If Indiana Jones had been equipped with a sketchbook and watercolor kit instead of his famous whip, he might have been Frederick Catherwood.
Catherwood was an English architect and artist who traveled to Central America in the mid-1800’s with a writer named John Lloyd Stephens to create a book on the ancient Mayan ruins, which had been previously documented, but not in detail.
They were astonished by the ruins of of the Mayan’s monumental structures, and did their best to convey that astonishment in their book.
Catherwood produced numerous drawings and watercolors on the spot, often with the aid of a camera lucidia. (A camera lucidia is an optical device, predating photography, which projects a scene against a piece of glass, making it easier for an artist to compose a scene and see it visually “flattened”. Many artists have found them useful, probably including the great Dutch master Vermeer.) [Oops! Wrong! See my erratum below.]
If the camera lucidia makes some aspects of seeing a scene easier, all other conditions for making these works were far from ideal. These were treks into remote regions in thick jungles in oppressive heat and humidity amid malarial insects, dangerous swamps, torrential rains and local civil war.
The book published by Stephens and Catherwood on their return, Incidents of Travel in Central America, Chiapas, and Yucatan, featured lithographs made from Catherwood’s drawings and was an immediate success. Catherwood was trying for both scientific accuracy and for the drama of the magnificent ruins, and accomplished both.
The pair returned to the Yucatan and released another book, Incidents of Travel in Yucatan 2 years later, which Catherwood followed a year later with Views of Ancient Monuments in Central America, a collection of 25 color lithographs made from watercolors he painted at the various sites.
Catherwood had made previous trips to the Eastern Mediterranean to draw the monuments of Egyptian, Carthaginian, Phonecian and Greek civilizations, and was the first ‘”infidel” to enter the Mosque of Al-Aqsa and made the first architectural drawings of its interior.
A large number of his original drawing and paintings were lost to fire while on display in New York, but many remain and are often more detailed than the engravings created for publication.
There are some books about him, including The Lost Cities of the Mayas: The Life, Art, and Discoveries of Frederick Catherwood by Fabio Bourbon, and there are modern editions (though still out of print) of Views of ancient monuments in Cental America, Chiapas and Yucatan, Incidents of Travel in Central America, Chiapas And Yucatan and Incidents of Travel in Yucatan.
Link and suggestion courtesy of John Uibel, a modern concept artist who credits Catherwood as his favorite artist and largest influence (see my post on John Uibel)
Erratum: As Daniel van Benthuysen was kind enough to point out, I was off in my description of the camera lucida, I read “camera lucida” in a bio of Catherwood and in the bleary early morning hours, saw “camera obscura” in my head.

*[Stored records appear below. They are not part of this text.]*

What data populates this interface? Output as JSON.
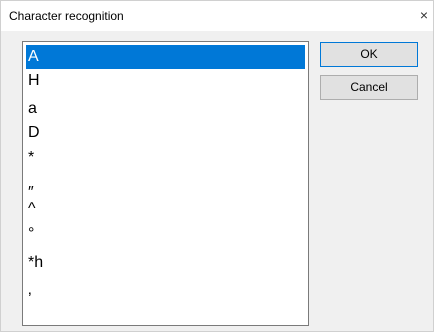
{
  "window": {
    "title": "Character recognition",
    "close_glyph": "×"
  },
  "list": {
    "selected_index": 0,
    "items": [
      {
        "label": "A"
      },
      {
        "label": "H"
      },
      {
        "label": "a"
      },
      {
        "label": "D"
      },
      {
        "label": "*"
      },
      {
        "label": ""
      },
      {
        "label": "″"
      },
      {
        "label": "^"
      },
      {
        "label": "°"
      },
      {
        "label": "*h"
      },
      {
        "label": "‚"
      }
    ]
  },
  "buttons": {
    "ok_label": "OK",
    "cancel_label": "Cancel"
  }
}
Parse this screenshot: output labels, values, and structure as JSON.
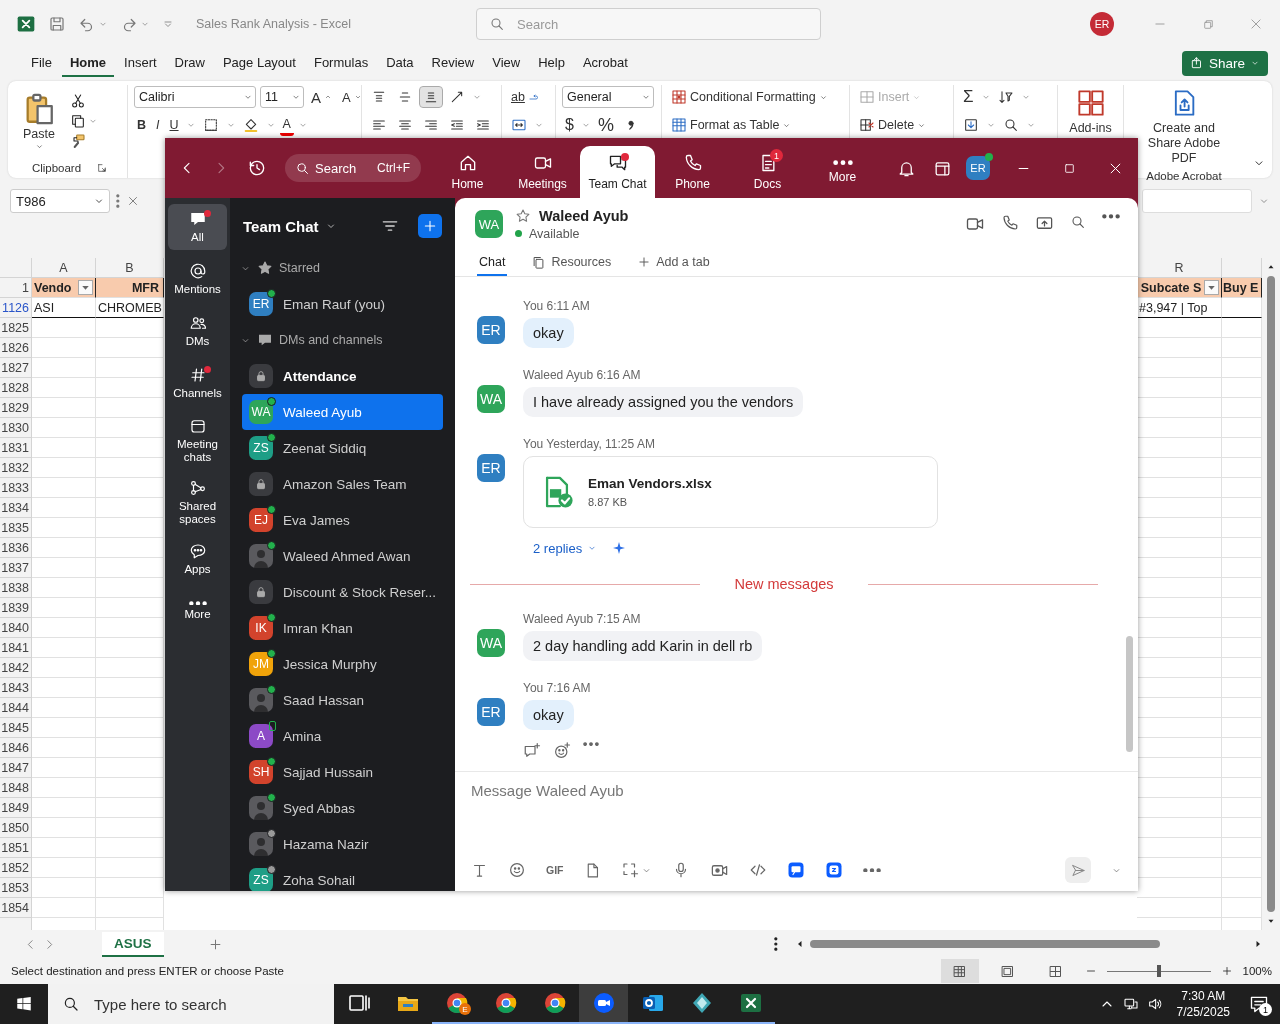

Catherwood used a camera lucida, Vermeer a camera obscura. See the comments page for this post to read Daniel’s excellent description of the two devices. (If you’ve ever seen those ads for those spindly little devices that promise to let you “Draw anything!” in silver age American comics, that’s essentially a camera lucida.) Just goes to show that I’m more obscure then lucid in the mornings.